Malgré tout, un rapport tout à fait favorable de la SDN fut publié le 21 septembre 1922. Sa lecture, soit en français soit en anglais, permet de se rendre compte que le problème de la communication, en même temps que celui de l'analphabétisme, auraient été résolus depuis longtemps sans cet aveuglement qui se manifeste encore aujourd'hui en France. Le sujet est tabou dans un pays encore sous somnifère où s'exerce un conditionnement pour le tout-anglais alors qu'il n'y a pas de chemin linguistique plus court que l'espéranto pour les échanges et les relations entre la France et la Chine ou quelque autre pays allophone que ce soit.
L'espéranto reçut aussi le soutien de deux des plus grandes figures de la littérature chinoise, Lu Xun et surtout Ba Jin, qui le pratiqua. Même Mao Tse Toung approuva son utilisation, et certaines de ses oeuvres parurent dans cette langue. Toutefois, la plus grande victime de la "Révolution culturelle" (1966-1968) fut le poète Armand Su (Su Chengzong, 1936-1990) condamné à 15 ans de prison en raison de sa correspondance en espéranto et de son utilisation littéraire. Il fut libéré et déclaré non coupable en 1978.
C'est grâce au soutien de divers pays dont la Chine que la recommandation de l'espéranto par l'Unesco fut adoptée par sa Conférence générale de 1985 à Sofia.Aujourd'hui, c'est en Chine qu'apparaît le plus grand intérêt pour l'application pratique, commerciale, technique et scientifique pour l'espéranto. La Chine est en tête pour son enseignement au niveau supérieur avec 18 universités, suivie par le Japon (6), l'Allemagne, la Pologne, la Russie et les États-Unis (4).

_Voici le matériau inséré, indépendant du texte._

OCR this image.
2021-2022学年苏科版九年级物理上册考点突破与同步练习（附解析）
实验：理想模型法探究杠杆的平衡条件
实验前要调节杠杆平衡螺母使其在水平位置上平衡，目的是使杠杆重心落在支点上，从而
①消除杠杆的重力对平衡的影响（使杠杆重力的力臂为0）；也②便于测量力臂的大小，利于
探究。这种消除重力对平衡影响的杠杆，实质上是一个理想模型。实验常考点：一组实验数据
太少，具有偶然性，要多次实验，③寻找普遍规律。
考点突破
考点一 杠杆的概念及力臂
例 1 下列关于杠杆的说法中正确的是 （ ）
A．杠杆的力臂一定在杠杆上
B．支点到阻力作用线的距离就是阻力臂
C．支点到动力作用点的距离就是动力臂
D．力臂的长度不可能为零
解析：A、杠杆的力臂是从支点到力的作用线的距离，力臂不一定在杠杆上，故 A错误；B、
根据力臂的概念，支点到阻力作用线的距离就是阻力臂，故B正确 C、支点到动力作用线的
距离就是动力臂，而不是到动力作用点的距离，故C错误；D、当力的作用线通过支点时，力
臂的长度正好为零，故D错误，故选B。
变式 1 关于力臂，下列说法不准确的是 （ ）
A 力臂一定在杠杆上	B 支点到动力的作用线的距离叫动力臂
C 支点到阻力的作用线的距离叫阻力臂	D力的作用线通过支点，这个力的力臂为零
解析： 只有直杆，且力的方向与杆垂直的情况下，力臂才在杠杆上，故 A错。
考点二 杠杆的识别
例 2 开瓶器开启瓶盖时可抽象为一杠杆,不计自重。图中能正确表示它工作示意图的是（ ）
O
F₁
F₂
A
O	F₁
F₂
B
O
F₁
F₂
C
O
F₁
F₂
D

Enfin, c'est aussi en Chine, à l'initiative de Dennis Edward Keefe, originaire des États-Unis, et de Trigo (Wuhan) qu'a été lancée une université d'espéranto sous le nom d'Esperanto-Insulo sur l'île de Hainan, proche du Vietnam. Elle dure un mois par an et a pour but de faire de l'espéranto une langue d'enseignement.